Pence, who tested negative on Sunday, according to his office, planned an afternoon rally in North Carolina, while the president held an afternoon rally in New Hampshire and visited an orchard in Levant, Maine, where he signed autographs and assured a crush of mostly unmasked supporters that a “red wave” was coming on Nov. 3.

Democrat Joe Biden attended church and planned to participate in a virtual get-out-the-vote concert at night.

Taking Meadows’ remarks out of cotext, Biden claimed in a statement that he was effectively waving “the white flag of defeat.”

As Trump noted in last week’s debate, treatment has continued to improve survival rates, and US mortality rate remains lower than the global average.

Nonetheless, Biden claimed it was “a candid acknowledgement of what President Trump’s strategy has clearly been from the beginning of this crisis.”

In a brief exchange with reporters before the orchard visit, Trump demurred when asked if Pence should step off the campaign trail as a precaution. “You’d have to ask him,” Trump said.

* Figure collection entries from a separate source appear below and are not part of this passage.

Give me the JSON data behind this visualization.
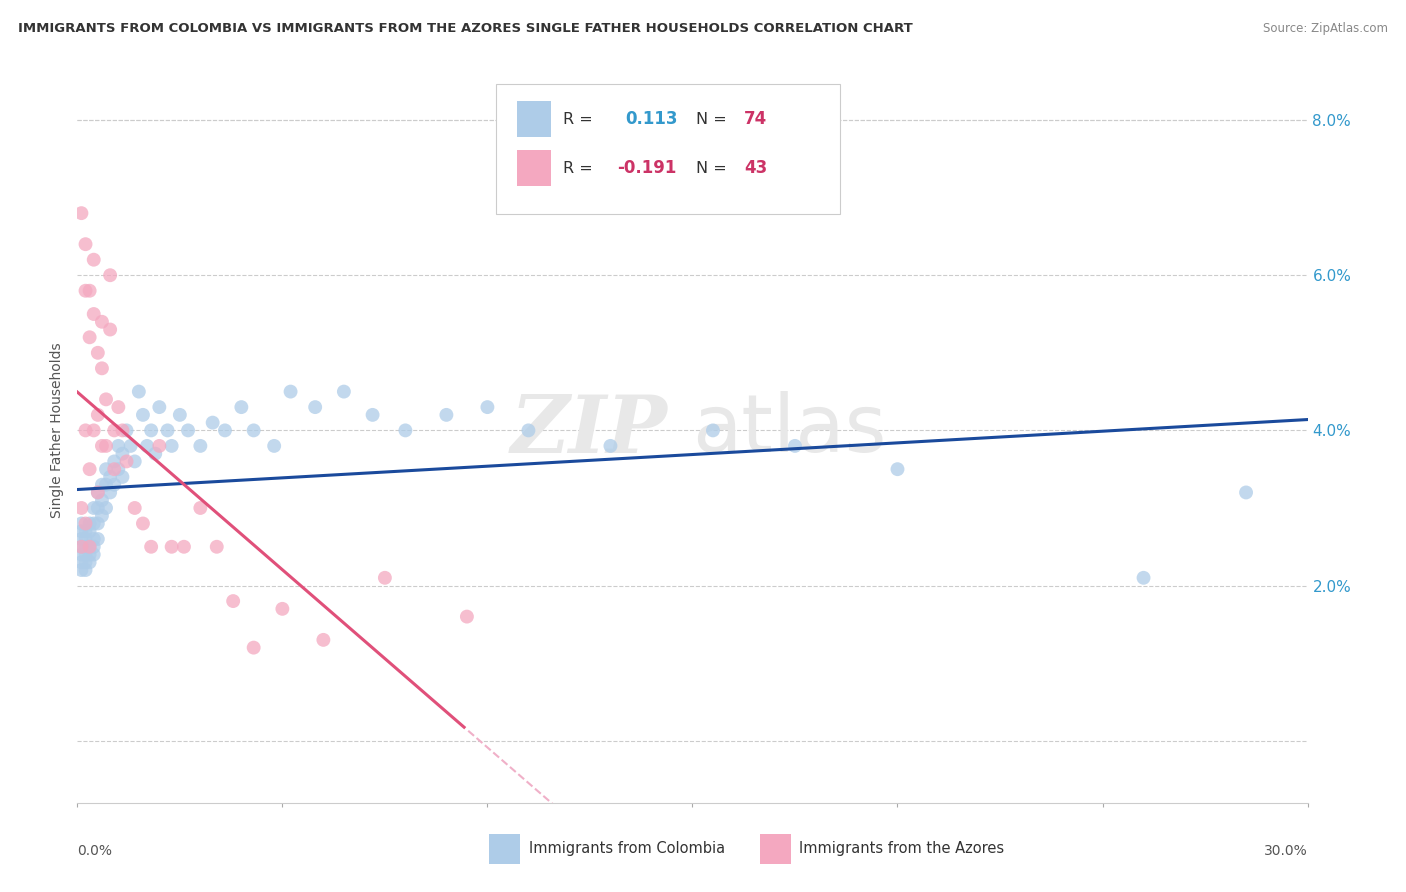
{
  "title": "IMMIGRANTS FROM COLOMBIA VS IMMIGRANTS FROM THE AZORES SINGLE FATHER HOUSEHOLDS CORRELATION CHART",
  "source": "Source: ZipAtlas.com",
  "ylabel": "Single Father Households",
  "y_ticks": [
    0.0,
    0.02,
    0.04,
    0.06,
    0.08
  ],
  "y_tick_labels": [
    "",
    "2.0%",
    "4.0%",
    "6.0%",
    "8.0%"
  ],
  "x_lim": [
    0.0,
    0.3
  ],
  "y_lim": [
    -0.008,
    0.088
  ],
  "colombia_R": 0.113,
  "colombia_N": 74,
  "azores_R": -0.191,
  "azores_N": 43,
  "colombia_color": "#aecce8",
  "colombia_line_color": "#1a4a9c",
  "azores_color": "#f4a8c0",
  "azores_line_color": "#e0507a",
  "azores_dashed_color": "#f0b0c8",
  "watermark_zip": "ZIP",
  "watermark_atlas": "atlas",
  "colombia_x": [
    0.001,
    0.001,
    0.001,
    0.001,
    0.001,
    0.001,
    0.001,
    0.002,
    0.002,
    0.002,
    0.002,
    0.002,
    0.002,
    0.003,
    0.003,
    0.003,
    0.003,
    0.003,
    0.004,
    0.004,
    0.004,
    0.004,
    0.004,
    0.005,
    0.005,
    0.005,
    0.005,
    0.006,
    0.006,
    0.006,
    0.007,
    0.007,
    0.007,
    0.008,
    0.008,
    0.009,
    0.009,
    0.01,
    0.01,
    0.011,
    0.011,
    0.012,
    0.013,
    0.014,
    0.015,
    0.016,
    0.017,
    0.018,
    0.019,
    0.02,
    0.022,
    0.023,
    0.025,
    0.027,
    0.03,
    0.033,
    0.036,
    0.04,
    0.043,
    0.048,
    0.052,
    0.058,
    0.065,
    0.072,
    0.08,
    0.09,
    0.1,
    0.11,
    0.13,
    0.155,
    0.175,
    0.2,
    0.26,
    0.285
  ],
  "colombia_y": [
    0.025,
    0.026,
    0.027,
    0.024,
    0.023,
    0.028,
    0.022,
    0.026,
    0.025,
    0.027,
    0.024,
    0.023,
    0.022,
    0.028,
    0.027,
    0.025,
    0.024,
    0.023,
    0.03,
    0.028,
    0.026,
    0.025,
    0.024,
    0.032,
    0.03,
    0.028,
    0.026,
    0.033,
    0.031,
    0.029,
    0.035,
    0.033,
    0.03,
    0.034,
    0.032,
    0.036,
    0.033,
    0.038,
    0.035,
    0.037,
    0.034,
    0.04,
    0.038,
    0.036,
    0.045,
    0.042,
    0.038,
    0.04,
    0.037,
    0.043,
    0.04,
    0.038,
    0.042,
    0.04,
    0.038,
    0.041,
    0.04,
    0.043,
    0.04,
    0.038,
    0.045,
    0.043,
    0.045,
    0.042,
    0.04,
    0.042,
    0.043,
    0.04,
    0.038,
    0.04,
    0.038,
    0.035,
    0.021,
    0.032
  ],
  "azores_x": [
    0.001,
    0.001,
    0.001,
    0.002,
    0.002,
    0.002,
    0.002,
    0.003,
    0.003,
    0.003,
    0.003,
    0.004,
    0.004,
    0.004,
    0.005,
    0.005,
    0.005,
    0.006,
    0.006,
    0.006,
    0.007,
    0.007,
    0.008,
    0.008,
    0.009,
    0.009,
    0.01,
    0.011,
    0.012,
    0.014,
    0.016,
    0.018,
    0.02,
    0.023,
    0.026,
    0.03,
    0.034,
    0.038,
    0.043,
    0.05,
    0.06,
    0.075,
    0.095
  ],
  "azores_y": [
    0.03,
    0.025,
    0.068,
    0.064,
    0.058,
    0.04,
    0.028,
    0.058,
    0.052,
    0.035,
    0.025,
    0.062,
    0.055,
    0.04,
    0.05,
    0.042,
    0.032,
    0.054,
    0.048,
    0.038,
    0.044,
    0.038,
    0.06,
    0.053,
    0.04,
    0.035,
    0.043,
    0.04,
    0.036,
    0.03,
    0.028,
    0.025,
    0.038,
    0.025,
    0.025,
    0.03,
    0.025,
    0.018,
    0.012,
    0.017,
    0.013,
    0.021,
    0.016
  ]
}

Trump, campaigning in Londonderry, New Hampshire, said the rising rate of infections was nothing to be concerned about. ”You know why we have cases so much?”′ Trump asked a shoulder-to-shoulder crowd. “Because all we do is test.”

Entering the final full week before the Nov. 3 election, it’s clear the Trump team remains committed to full-throttle campaigning.

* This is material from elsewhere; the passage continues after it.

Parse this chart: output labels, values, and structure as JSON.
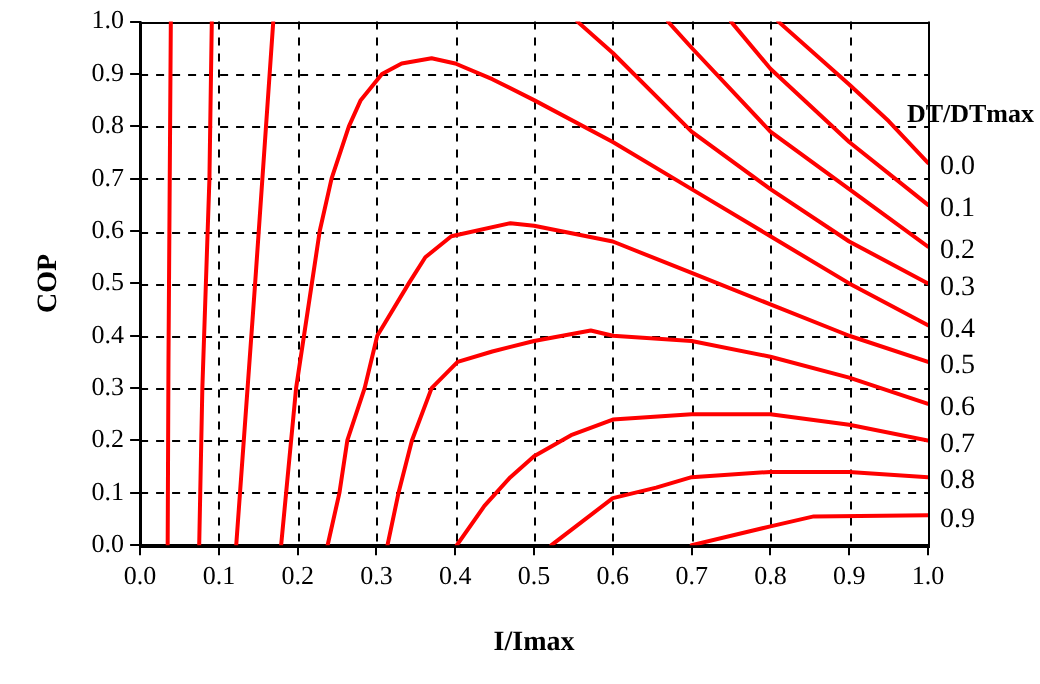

Trump himself has resumed a hectic schedule since recovering from his own recent coronavirus case, and planned to campaign Monday in Pennsylvania.

Pence will campaign in Minnesota that day and return to North Carolina on Tuesday.

Despite the rising virus numbers, the White House says the U.S. economy needs to fully reopen and it has tried to counter Biden’s criticism that Trump is not doing enough to contain the worst U.S. public health crisis in more than a century.

Trump and his aides again on Sunday lashed out on Biden for saying he would be willing once again to lock down the economy rather than centering his attention on getting therapies and vaccines to market.

“We want normal life to resume,” Trump said. “We just want normal life.”

Biden also has said that if elected he would make the case for why a national mask mandate might be necessary and would go to the governors to help increase Americans’ mask-wearing.

Meadows sidestepped questions about whether Vice President Mike Pence’s campaigning fit into the spirit of the CDC’s guidelines for essential work after staffers he had been in close contact with tested positive. “He’s not just campaigning, he’s working,” Meadows said.

The candidates have demonstrated remarkably different attitudes about what they see as safe behavior in the homestretch of a campaign that, as with all aspects of American life, has been upended by the pandemic.

Trump emerged from his own illness with even greater certitude that the nation has gone too far with efforts to stem the virus, and has spoken out repeatedly that children should be in school and healthy Americans should get back to normal life with limited restrictions. Biden has relied on virtual events and small, socially-distanced gatherings to make his case to voters.

“We’re not going to control the pandemic. We are going to control the fact that we get vaccines, therapeutics and other mitigation areas,” Meadows said on CNN. He added: “We are making efforts to contain it.”